We spent a lot of time on their terrace since it was so warm and the sun was so inviting. My son happened to take along a “toy” magnifying glass (I say “toy” because it’s made by a toy company and meets safety standards but is definitely a real magnifying glass), so we grabbed a piece of paper and I taught him how to focus the sun’s rays so that it would burn the paper. Thankfully it burned but didn’t ignite…

Yes, his daddy almost burned a house down once when he was about five years old, but his daddy was playing with matches… we’ll leave the rest of that story for some other day!

Anyway, we were taking a walk a bit later and the two boys started doing what five year old boys do — running, yelling, pushing each other around a bit, etc. At one point my son ran up to me, magnifying glass in hand, focused it on me, and said, “I’m going to burn you up!”

Oops.

Thankfully we can talk and he listens very well (much better than I do sometimes) and I explained to him that the magnifying glass was NEVER to be used to hurt somebody and that he shouldn’t even try to burn paper unless mommy or daddy said he could. He understood right away and there were no further problems.

I want to say something about the great responsibility that comes with great power, but I’m not sure if I’d be talking about the sun’s rays or the duties of a parent who forgot to talk about the potential consequences of setting stuff on fire. I most certainly don’t want him to learn the way I did!

–Tom

Preventing Child Abuse

Although I’ve traveled over much of the world and currently live an ocean away from where I grew up, I’m able to stay in touch with the news in my home town (Canton, Ohio) thanks to the Internet. I like to check out the home town newspaper (The Canton Repository) whenever I get a few spare moments.

I came across an extremely disturbing article there today about how some of the smallest children in Stark County (the county in which Canton sits) are being horribly abused and sometimes even killed by abuse. A one year old child who was placed on a dresser, then hit hard in the head and pushed off the dresser (he died). A two year old with a skull fracture so severe that surgeons had to remove skull fragments from her brain.

Why?

Click here to read the story about child abuse.

The Stark County Department of Children’s Services has placed over 1,000 pinwheels at a prominent location in Canton (the Market Avenue location is almost in the middle of the downtown area, if my memory serves me correctly). Each pinwheel represents a neglected or abused child. It’s a strong graphic image of the effect of child neglect and abuse and is hopefully serving as a reminder of something that needs to change.

Will you do me a favor RIGHT NOW while things are calm in your house? I’ll assume that you’re a parent (or thinking about becoming one) if you’re reading this blog.
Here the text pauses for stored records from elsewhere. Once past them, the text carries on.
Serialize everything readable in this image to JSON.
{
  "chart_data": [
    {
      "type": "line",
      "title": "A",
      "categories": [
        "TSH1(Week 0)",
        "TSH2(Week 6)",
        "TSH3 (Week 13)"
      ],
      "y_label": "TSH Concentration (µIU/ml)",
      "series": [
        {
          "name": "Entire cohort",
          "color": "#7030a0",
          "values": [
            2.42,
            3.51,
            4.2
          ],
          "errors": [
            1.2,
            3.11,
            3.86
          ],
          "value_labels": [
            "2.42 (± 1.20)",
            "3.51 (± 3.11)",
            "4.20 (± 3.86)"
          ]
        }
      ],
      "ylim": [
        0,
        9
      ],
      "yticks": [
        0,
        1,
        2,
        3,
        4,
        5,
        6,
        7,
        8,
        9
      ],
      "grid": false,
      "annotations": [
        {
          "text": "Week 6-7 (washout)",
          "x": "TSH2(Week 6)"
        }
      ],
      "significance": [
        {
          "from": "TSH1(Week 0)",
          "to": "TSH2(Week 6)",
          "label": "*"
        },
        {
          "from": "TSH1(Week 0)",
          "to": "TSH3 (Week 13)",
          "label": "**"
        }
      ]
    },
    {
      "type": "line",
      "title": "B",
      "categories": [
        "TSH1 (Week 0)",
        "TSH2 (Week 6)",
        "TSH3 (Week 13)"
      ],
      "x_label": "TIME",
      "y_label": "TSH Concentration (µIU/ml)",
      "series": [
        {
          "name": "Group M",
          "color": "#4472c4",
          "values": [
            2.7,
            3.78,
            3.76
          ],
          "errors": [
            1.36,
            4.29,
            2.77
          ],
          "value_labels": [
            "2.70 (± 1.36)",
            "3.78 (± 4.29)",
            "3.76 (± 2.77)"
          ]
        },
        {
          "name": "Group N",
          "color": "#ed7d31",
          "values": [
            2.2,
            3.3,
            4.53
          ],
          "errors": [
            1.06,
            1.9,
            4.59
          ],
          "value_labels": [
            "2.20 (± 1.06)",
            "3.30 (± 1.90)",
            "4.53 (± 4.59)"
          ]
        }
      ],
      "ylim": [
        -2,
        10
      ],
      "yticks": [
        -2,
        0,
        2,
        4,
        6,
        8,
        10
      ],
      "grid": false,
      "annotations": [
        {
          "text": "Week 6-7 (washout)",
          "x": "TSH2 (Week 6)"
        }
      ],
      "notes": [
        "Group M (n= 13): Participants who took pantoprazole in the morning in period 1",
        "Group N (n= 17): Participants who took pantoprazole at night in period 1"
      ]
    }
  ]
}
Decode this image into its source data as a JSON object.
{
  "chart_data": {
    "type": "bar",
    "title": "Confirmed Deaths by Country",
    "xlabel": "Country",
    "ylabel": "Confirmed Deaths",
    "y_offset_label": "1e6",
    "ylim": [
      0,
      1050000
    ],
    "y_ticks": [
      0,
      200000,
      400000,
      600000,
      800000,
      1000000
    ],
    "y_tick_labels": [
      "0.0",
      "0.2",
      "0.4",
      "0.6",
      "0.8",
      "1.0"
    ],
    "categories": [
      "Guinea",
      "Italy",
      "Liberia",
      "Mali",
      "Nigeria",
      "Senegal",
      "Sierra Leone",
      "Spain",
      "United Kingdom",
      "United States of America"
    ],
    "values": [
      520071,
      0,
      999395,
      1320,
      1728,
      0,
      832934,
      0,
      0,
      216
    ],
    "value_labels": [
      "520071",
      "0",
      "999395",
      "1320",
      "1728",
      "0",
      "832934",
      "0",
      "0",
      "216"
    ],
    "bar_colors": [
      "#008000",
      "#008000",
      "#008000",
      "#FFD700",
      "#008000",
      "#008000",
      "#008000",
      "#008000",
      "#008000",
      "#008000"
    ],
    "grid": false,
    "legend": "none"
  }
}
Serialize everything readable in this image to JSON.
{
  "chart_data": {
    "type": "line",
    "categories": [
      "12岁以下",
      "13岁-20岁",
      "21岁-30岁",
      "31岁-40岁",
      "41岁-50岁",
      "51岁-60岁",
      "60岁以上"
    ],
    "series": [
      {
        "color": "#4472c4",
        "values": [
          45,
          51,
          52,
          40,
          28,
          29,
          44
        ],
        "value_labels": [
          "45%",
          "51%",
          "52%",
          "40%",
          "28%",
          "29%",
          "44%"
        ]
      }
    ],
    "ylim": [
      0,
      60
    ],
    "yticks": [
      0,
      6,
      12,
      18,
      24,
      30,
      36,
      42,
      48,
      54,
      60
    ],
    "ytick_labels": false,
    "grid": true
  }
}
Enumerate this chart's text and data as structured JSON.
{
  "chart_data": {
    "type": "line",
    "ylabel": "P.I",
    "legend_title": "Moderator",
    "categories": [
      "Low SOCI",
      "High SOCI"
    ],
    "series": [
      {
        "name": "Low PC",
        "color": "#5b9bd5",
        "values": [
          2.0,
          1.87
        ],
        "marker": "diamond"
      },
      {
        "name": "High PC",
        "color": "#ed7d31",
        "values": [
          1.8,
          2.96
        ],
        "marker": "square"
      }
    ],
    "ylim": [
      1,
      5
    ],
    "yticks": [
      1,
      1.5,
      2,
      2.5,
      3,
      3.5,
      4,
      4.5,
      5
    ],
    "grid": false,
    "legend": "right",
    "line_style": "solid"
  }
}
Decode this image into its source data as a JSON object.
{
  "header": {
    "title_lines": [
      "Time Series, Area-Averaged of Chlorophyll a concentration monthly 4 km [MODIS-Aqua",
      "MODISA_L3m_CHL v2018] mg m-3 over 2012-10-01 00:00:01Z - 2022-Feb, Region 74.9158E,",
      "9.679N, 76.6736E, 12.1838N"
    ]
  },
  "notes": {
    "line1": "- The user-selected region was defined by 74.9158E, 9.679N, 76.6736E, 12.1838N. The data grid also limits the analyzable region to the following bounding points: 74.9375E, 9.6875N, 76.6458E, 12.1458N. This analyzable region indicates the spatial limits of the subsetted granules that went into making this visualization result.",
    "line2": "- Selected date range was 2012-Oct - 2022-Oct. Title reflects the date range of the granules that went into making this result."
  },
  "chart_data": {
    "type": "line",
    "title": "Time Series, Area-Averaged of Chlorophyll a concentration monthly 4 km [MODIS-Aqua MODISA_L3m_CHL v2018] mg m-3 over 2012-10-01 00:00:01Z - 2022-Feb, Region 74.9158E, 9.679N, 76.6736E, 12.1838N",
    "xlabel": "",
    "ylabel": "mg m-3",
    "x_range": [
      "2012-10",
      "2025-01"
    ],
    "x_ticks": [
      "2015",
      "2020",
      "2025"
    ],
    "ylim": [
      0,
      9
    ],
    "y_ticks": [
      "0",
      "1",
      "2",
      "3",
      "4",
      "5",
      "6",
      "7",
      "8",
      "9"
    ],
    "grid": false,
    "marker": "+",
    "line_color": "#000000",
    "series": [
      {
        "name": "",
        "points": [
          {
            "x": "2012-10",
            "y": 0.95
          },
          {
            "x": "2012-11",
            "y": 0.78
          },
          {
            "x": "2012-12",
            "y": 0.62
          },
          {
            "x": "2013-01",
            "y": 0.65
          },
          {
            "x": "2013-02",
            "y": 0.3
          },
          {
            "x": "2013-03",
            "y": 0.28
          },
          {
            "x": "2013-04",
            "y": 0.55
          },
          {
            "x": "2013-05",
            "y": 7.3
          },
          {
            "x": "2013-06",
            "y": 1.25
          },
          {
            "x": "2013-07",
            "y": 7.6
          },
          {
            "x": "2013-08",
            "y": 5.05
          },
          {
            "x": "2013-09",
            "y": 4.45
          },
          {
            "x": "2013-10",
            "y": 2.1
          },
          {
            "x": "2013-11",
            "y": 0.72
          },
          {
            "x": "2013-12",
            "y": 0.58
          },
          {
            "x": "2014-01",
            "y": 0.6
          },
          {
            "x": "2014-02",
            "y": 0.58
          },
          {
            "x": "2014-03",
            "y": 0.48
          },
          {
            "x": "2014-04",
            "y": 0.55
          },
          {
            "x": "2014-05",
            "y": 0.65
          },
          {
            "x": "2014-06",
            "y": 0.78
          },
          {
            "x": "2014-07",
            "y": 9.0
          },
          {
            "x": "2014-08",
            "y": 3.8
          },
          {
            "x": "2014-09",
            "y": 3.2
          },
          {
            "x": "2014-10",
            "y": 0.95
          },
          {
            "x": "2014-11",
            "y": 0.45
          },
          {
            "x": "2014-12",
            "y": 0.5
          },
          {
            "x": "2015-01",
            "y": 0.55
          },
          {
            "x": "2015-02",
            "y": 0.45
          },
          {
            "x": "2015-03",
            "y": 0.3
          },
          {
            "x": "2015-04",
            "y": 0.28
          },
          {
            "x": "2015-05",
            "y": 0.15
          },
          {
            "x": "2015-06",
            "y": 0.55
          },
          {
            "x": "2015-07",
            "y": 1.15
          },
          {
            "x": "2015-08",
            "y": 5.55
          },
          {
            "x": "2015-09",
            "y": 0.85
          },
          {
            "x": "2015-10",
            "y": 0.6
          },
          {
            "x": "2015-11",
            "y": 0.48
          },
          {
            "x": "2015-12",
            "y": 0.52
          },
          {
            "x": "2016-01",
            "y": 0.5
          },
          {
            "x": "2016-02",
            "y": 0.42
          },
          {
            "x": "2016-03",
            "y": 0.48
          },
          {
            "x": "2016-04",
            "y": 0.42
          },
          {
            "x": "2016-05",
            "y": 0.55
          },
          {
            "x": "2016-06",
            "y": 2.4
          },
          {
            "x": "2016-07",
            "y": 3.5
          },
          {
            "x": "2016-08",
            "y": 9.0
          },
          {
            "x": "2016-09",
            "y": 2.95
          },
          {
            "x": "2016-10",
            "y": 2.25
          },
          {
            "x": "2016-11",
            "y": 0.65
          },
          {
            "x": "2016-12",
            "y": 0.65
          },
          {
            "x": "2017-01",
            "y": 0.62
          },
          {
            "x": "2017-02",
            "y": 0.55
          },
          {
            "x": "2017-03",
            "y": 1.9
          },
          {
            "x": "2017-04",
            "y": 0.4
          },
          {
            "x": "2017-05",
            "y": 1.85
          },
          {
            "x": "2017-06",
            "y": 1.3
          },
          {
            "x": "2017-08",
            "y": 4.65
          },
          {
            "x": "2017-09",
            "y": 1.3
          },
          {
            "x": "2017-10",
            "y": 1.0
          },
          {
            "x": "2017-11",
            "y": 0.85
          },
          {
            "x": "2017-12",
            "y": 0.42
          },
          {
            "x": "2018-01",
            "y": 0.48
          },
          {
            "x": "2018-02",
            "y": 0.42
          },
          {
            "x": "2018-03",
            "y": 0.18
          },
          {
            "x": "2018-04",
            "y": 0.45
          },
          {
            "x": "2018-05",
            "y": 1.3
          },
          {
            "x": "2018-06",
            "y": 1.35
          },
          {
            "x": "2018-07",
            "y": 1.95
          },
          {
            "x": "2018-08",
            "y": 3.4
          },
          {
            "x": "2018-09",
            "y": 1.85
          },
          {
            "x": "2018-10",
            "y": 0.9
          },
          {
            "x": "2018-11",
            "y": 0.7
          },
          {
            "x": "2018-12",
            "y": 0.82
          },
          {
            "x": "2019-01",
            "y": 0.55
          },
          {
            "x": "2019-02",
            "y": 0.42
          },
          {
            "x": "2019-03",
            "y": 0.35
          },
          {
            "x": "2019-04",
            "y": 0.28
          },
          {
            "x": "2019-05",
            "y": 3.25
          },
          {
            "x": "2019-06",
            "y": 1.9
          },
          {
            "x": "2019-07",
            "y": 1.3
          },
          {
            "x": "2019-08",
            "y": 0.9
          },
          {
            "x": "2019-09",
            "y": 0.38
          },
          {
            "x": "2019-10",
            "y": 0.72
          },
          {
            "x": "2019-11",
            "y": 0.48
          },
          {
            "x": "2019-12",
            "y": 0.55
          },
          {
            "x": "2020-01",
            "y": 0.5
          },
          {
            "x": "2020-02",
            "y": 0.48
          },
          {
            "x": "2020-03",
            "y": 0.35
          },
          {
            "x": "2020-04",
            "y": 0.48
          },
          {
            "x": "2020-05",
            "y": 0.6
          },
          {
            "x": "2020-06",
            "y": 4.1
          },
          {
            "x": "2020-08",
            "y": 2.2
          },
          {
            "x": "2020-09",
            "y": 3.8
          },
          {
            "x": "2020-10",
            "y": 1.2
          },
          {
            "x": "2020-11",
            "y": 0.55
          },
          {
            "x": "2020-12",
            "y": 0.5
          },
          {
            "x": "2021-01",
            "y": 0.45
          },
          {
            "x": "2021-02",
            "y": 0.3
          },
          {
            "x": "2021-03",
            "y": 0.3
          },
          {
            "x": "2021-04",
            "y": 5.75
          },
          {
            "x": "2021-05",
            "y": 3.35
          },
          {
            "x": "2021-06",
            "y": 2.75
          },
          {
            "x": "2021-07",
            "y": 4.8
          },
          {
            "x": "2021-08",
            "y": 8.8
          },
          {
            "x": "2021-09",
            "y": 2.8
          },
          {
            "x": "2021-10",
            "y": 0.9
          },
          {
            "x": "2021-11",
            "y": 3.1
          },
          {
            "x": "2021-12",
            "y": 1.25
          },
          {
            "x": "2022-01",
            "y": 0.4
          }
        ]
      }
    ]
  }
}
Take a moment to look in the government listings of your phone book for the listing for Family Advocacy, Children’s Services, or something similar. Write down the phone number and put that card on your refrigerator.

If you ever find yourself in a situation where you are so “whatever” that you think you might do something to hurt your child, CALL THAT NUMBER. Get help. Or if you’re in such a position and don’t have that card, call the police. Get help.

Speaking as the father of a precious toddler (22 months old as I write this), I can’t imagine hurting her. She’s bright, curious, and pure joy as far as I’m concerned. Putting an end to her childhood innocence by abuse or neglect is the last thing I’d want to do to that child. Nevertheless, I carry the number for the Family Advocacy program at our local military base (as well as the phone number for the Military Police detachment) in my wallet, just in case.

And if you know of a child who is being neglected, please make the call. Childhood is precious, and having a healthy environment while growing up is crucial to a child’s proper development. So make the call if abuse or neglect is evident. Please get involved.

Thanks for listening,
Tom

P.S. — I also have the phone number for our local Poison Control Center handy, just in case. And keep half a tank of gas in your car at all times in case you need to make that midnight run to the emergency room!